Rhinehart's has picnic tables each with a roll of paper towels on it. As he tried to explain the cuisine to me, my friend Greg said simply "It's a lot of fried seafood." So, fried seafood I had; served on paper placed on paper plates. Oysters, shrimp and instead of fries or grits, a side salad with honey mustard dressing. We all shared a paper plate of boiled, peel-and-eat shrimp dunked into cocktail sauce. The paper towels marched off their roll one at a time as our fingers became slick with shrimp juice.

Greg told me he was interested in what I thought of the "chain restaurant hell" that is Augusta's food scene. I told him that after many fine dining experiences, you start to become a little jaded. Then, something natural happens. You rebel against the foams and veloutés and search for the perfect cheese enchilada or the ultimate corn dog. In Augusta, Georgia, you don't have to look too hard though because here, the corn dog (and funnel cake) booth from the county fair pops up in the Wal-Mart parking lot now and again. I took a photo of it today.

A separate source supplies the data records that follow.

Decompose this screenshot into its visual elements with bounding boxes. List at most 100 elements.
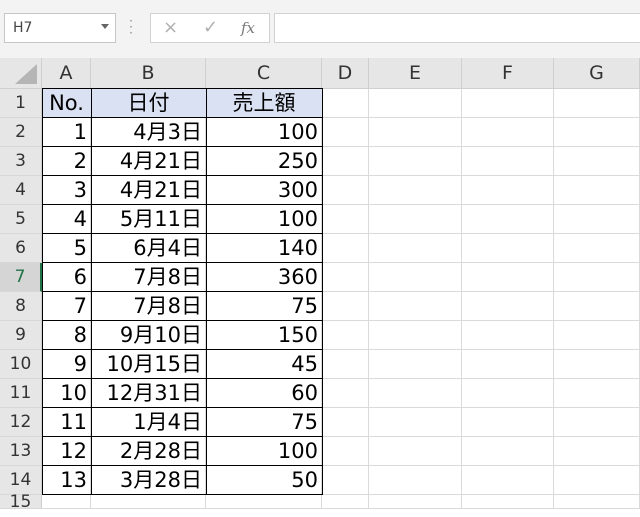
- cell-g12[interactable]: [554, 408, 640, 437]
- row-header-11[interactable]: 11: [0, 379, 42, 408]
- cell-g5[interactable]: [554, 205, 640, 234]
- table-cell[interactable]: 3: [42, 176, 91, 205]
- table-header-c[interactable]: 売上額: [206, 89, 322, 118]
- cell-g9[interactable]: [554, 321, 640, 350]
- cell-f13[interactable]: [462, 437, 554, 466]
- column-header-f[interactable]: F: [462, 58, 554, 89]
- table-cell[interactable]: 60: [206, 379, 322, 408]
- row-header-6[interactable]: 6: [0, 234, 42, 263]
- cell-e13[interactable]: [369, 437, 462, 466]
- row-header-2[interactable]: 2: [0, 118, 42, 147]
- cell-d4[interactable]: [322, 176, 369, 205]
- cell-e11[interactable]: [369, 379, 462, 408]
- row-header-5[interactable]: 5: [0, 205, 42, 234]
- cell-d8[interactable]: [322, 292, 369, 321]
- table-cell[interactable]: 2: [42, 147, 91, 176]
- cell-d11[interactable]: [322, 379, 369, 408]
- cell-g1[interactable]: [554, 89, 640, 118]
- cancel-icon[interactable]: ×: [163, 17, 178, 38]
- cell-d10[interactable]: [322, 350, 369, 379]
- cell-f2[interactable]: [462, 118, 554, 147]
- cell-g6[interactable]: [554, 234, 640, 263]
- cell-e8[interactable]: [369, 292, 462, 321]
- column-header-c[interactable]: C: [206, 58, 322, 89]
- cell-f15[interactable]: [462, 495, 554, 509]
- row-header-7[interactable]: 7: [0, 263, 42, 292]
- cell-g2[interactable]: [554, 118, 640, 147]
- table-cell[interactable]: 100: [206, 205, 322, 234]
- cell-g8[interactable]: [554, 292, 640, 321]
- table-cell[interactable]: 75: [206, 408, 322, 437]
- cell-g15[interactable]: [554, 495, 640, 509]
- table-cell[interactable]: 4月21日: [91, 147, 206, 176]
- cell-b15[interactable]: [91, 495, 206, 509]
- table-cell[interactable]: 12月31日: [91, 379, 206, 408]
- cell-g13[interactable]: [554, 437, 640, 466]
- table-cell[interactable]: 140: [206, 234, 322, 263]
- cell-f4[interactable]: [462, 176, 554, 205]
- table-cell[interactable]: 9: [42, 350, 91, 379]
- cell-d7[interactable]: [322, 263, 369, 292]
- cell-e9[interactable]: [369, 321, 462, 350]
- column-header-b[interactable]: B: [91, 58, 206, 89]
- cell-e10[interactable]: [369, 350, 462, 379]
- cell-g7[interactable]: [554, 263, 640, 292]
- table-cell[interactable]: 7月8日: [91, 292, 206, 321]
- cell-f8[interactable]: [462, 292, 554, 321]
- cell-e15[interactable]: [369, 495, 462, 509]
- column-header-g[interactable]: G: [554, 58, 640, 89]
- cell-e7[interactable]: [369, 263, 462, 292]
- cell-d15[interactable]: [322, 495, 369, 509]
- table-cell[interactable]: 9月10日: [91, 321, 206, 350]
- cell-g10[interactable]: [554, 350, 640, 379]
- cell-f3[interactable]: [462, 147, 554, 176]
- table-cell[interactable]: 11: [42, 408, 91, 437]
- cell-g4[interactable]: [554, 176, 640, 205]
- cell-f11[interactable]: [462, 379, 554, 408]
- column-header-a[interactable]: A: [42, 58, 91, 89]
- cell-d6[interactable]: [322, 234, 369, 263]
- table-cell[interactable]: 1: [42, 118, 91, 147]
- table-cell[interactable]: 300: [206, 176, 322, 205]
- cell-e5[interactable]: [369, 205, 462, 234]
- table-cell[interactable]: 250: [206, 147, 322, 176]
- table-cell[interactable]: 6: [42, 263, 91, 292]
- cell-e2[interactable]: [369, 118, 462, 147]
- cell-a15[interactable]: [42, 495, 91, 509]
- row-header-9[interactable]: 9: [0, 321, 42, 350]
- table-cell[interactable]: 13: [42, 466, 91, 495]
- row-header-14[interactable]: 14: [0, 466, 42, 495]
- table-header-a[interactable]: No.: [42, 89, 91, 118]
- cell-e1[interactable]: [369, 89, 462, 118]
- table-cell[interactable]: 150: [206, 321, 322, 350]
- cell-d9[interactable]: [322, 321, 369, 350]
- cell-d1[interactable]: [322, 89, 369, 118]
- table-cell[interactable]: 45: [206, 350, 322, 379]
- table-cell[interactable]: 75: [206, 292, 322, 321]
- row-header-1[interactable]: 1: [0, 89, 42, 118]
- column-header-d[interactable]: D: [322, 58, 369, 89]
- row-header-12[interactable]: 12: [0, 408, 42, 437]
- cell-f1[interactable]: [462, 89, 554, 118]
- cell-f7[interactable]: [462, 263, 554, 292]
- table-cell[interactable]: 4月21日: [91, 176, 206, 205]
- insert-function-icon[interactable]: fx: [241, 19, 255, 37]
- table-cell[interactable]: 7月8日: [91, 263, 206, 292]
- cell-e6[interactable]: [369, 234, 462, 263]
- formula-input[interactable]: [274, 13, 640, 43]
- cell-d12[interactable]: [322, 408, 369, 437]
- cell-f6[interactable]: [462, 234, 554, 263]
- table-cell[interactable]: 100: [206, 118, 322, 147]
- table-cell[interactable]: 1月4日: [91, 408, 206, 437]
- column-header-e[interactable]: E: [369, 58, 462, 89]
- table-cell[interactable]: 100: [206, 437, 322, 466]
- cell-e3[interactable]: [369, 147, 462, 176]
- chevron-down-icon[interactable]: [101, 24, 109, 29]
- table-cell[interactable]: 5: [42, 234, 91, 263]
- table-cell[interactable]: 12: [42, 437, 91, 466]
- cell-d3[interactable]: [322, 147, 369, 176]
- cell-f5[interactable]: [462, 205, 554, 234]
- row-header-4[interactable]: 4: [0, 176, 42, 205]
- cell-f10[interactable]: [462, 350, 554, 379]
- cell-c15[interactable]: [206, 495, 322, 509]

Speaking of chains, at the airport, I fell in love with a Hawaiian pizza from Domino's. It was an unfortunate but delicious misstep. After 5 hours and two planes, I waited for my friends to pick me up and devoured this cheesy, doughy disc and bought the Sunday New York Times. As I read, an airport worker sat down at my table with her own Domino's pizza. Then her friend joined with her soda. Then a third friend sat with his baked potato, the green scent of it rising to my nose. I listened to them talk about how tired they were. I took in their "mmmmmm HM"s and wondered about their fatigue. Of course they were hard workers, two of them wearing navy blue dickies and fluorescent vests. Maybe they weren't eating properly. Surely they weren't. The newspaper cost more than my meal. If that isn't an indicator of the state of this state, then butter my butt and call me a biscuit.